Sliding at breakneck speeds down treacherous snowy slopes with your feet lashed onto two spindly lengths of plastic might not be everyone’s idea of fun. So much safer then to squat comfortably behind your keyboard and watch your digital avatar flounder to an agonising death.
Ski Racing 2005 lets you play all the original slopes from the 2004/2005 skiing world championship. The four core World Cup disciplines are slalom, giant slalom, super-g, and downhill. Winning the championship requires competence, if not mastery, of your skiing skills in these areas. Let’s get this straight; SR is not easy. In fact, your first ten tries are all likely to meet their end on the wrong side of a marker flag. Completing a race breeds a sense of accomplishment, even if you do happen to be 38th in the standings.
However, a bit like an RPG, your skill points increase synchronously with your success in the tournament. Climbing a few rungs up the ladder will enhance your abilities just a little notch, so that the seemingly impossible races in the later stages of the World Cup are eventually made to seem at least vaguely plausible. And so too your personal abilities will increase, as you learn to dextrously weave your fragile skier through the hordes of marker flags that seem intent on disrupting your progress.
To play SR requires a moderate level of skill. To master it, devotion and time are prerequisites. Each set of races leading up to the grand finale requires a set amount of championship points until it can be unlocked. Hence, you’ll find yourself re-running all the tracks several times, trying to squeeze an extra second here, or higher place there.

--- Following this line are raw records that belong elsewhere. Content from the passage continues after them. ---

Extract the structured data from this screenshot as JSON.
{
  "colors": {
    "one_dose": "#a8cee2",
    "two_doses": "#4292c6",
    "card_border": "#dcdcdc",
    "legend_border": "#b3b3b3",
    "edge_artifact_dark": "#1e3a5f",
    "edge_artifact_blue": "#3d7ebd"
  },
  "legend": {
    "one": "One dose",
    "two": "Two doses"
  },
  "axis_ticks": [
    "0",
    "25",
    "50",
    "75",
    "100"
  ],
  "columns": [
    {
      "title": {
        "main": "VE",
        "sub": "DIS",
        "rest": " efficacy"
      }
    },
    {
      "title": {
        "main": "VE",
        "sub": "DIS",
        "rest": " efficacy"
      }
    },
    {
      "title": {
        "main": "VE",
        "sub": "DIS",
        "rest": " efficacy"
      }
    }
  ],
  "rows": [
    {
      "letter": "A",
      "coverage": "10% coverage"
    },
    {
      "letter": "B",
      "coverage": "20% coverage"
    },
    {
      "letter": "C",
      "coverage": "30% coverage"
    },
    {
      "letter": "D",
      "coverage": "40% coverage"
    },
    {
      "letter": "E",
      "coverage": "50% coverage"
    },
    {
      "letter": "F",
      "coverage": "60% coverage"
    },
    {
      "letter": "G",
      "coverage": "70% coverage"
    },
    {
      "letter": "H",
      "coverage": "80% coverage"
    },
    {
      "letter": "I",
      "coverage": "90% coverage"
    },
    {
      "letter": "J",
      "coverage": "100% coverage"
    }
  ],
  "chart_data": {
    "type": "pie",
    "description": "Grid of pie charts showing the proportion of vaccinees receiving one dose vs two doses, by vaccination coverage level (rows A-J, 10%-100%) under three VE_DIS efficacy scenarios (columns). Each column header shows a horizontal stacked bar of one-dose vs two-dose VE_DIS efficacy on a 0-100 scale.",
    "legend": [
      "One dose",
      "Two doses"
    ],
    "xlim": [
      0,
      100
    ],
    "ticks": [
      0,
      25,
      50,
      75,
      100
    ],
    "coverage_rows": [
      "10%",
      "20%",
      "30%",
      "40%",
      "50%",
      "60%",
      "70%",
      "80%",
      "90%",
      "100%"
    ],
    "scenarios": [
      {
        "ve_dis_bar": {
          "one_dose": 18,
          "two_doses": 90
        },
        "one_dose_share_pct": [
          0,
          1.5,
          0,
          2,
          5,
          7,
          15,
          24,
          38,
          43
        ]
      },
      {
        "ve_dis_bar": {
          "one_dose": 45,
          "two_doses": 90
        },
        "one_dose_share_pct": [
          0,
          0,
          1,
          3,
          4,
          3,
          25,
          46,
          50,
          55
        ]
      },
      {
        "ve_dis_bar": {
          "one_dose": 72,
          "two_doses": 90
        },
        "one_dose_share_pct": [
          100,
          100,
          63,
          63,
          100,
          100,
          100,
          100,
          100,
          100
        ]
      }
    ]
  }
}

Slalom is definitely the trickiest of all the disciplines to get the hang of. Quite simply, you have to carefully glide your avatar through hundreds and hundreds of slim checkpoints, which are craftily placed so as to keep you wrong-footed (or wrong-skied) for much of the race. Giant slalom is a little easier, with bigger checkpoints and greater distance between them, but which advantage is unfortunately used by the AI as well.
Super-g is simply a nippy checkpoint race that thankfully has far fewer turns than the slaloms, and downhill takes it to a whole new level, forcing you to claw your breath back at speeds of up to 160 kph. Quite how candidly that adheres to the reality of skiing I couldn’t possibly comment, but I can most assuredly advise you that it goggle-blisteringly fast.
As an age-old axiom never quite got round to quoting: ‘the faster they go, the harder they fall’. Oh yes, the harder they fall. With something very similar to a ragdoll physics engine, SR has your brave little sportsman tumbling downhill at remarkably frequent intervals. It takes little effort to convince your hapless chappy to dismount his plastic steeds and plunge down the slopes at quite literally ‘breakneck’ speed, with limbs flailing into grotesque contortions that the human body was certainly not designed to perform.
I suppose the biggest question though is whether this game manages to recreate the experience of skiing to a satisfactory degree. As a fairly keen skier myself, I would testify that the sport is one of the most exhilarating I have ever tried. There is nothing quite like the rush of haring down a black run, or taking scarily big air off a mogul. Unfortunately, SR never quite manages to reach those heights. Although technically accomplished and a reasonably competent little skiing simulator, there is a distinct absence of tension, even when sailing at searing speeds down vertiginously inclined slopes.
Another slight gripe is that fact that the game has lowered its remit squarely at the world championship, and thus restricted itself solely to the four primary disciplines. Not a huge issue certainly, but it would have been nice to see some extra modes available to hold our attention longer, even as unlockable extras. An editor that lets you set up your own courses remedies this slightly though.
The graphics serve their purpose adequately, with a decent draw distance to admire the pleasant scenery, and some pleasing snow effects. A particularly nice touch is the way your skier starts to distort at high speeds, stretching languidly backwards in a stylised motion blur. The cardboard cut-out spectators don’t really add a great deal to the atmosphere though. Sound effects are moderate throughout, but with a few maddening additions like that cretinous spectator who insists on rattling a few tin cans together to herald my departure every time I start a race.
But SR still manages to entertain, and does so with a certain amount of style. After the hard slog of building up your stats and getting to grips with the unforgiving controls, it is a very sweet reward indeed to finally scrape your first victory. You need a lot of skill and a degree of luck to make it, but the palpable sense of achievement is well worth the effort.
With a conspicuous paucity of other skiing titles to choose from, I have few reservations about recommending Ski Racing 2005 to you. It’s not revolutionary, it’s not spectacular, it’s just a pleasant exploration of the word ‘enjoyable’.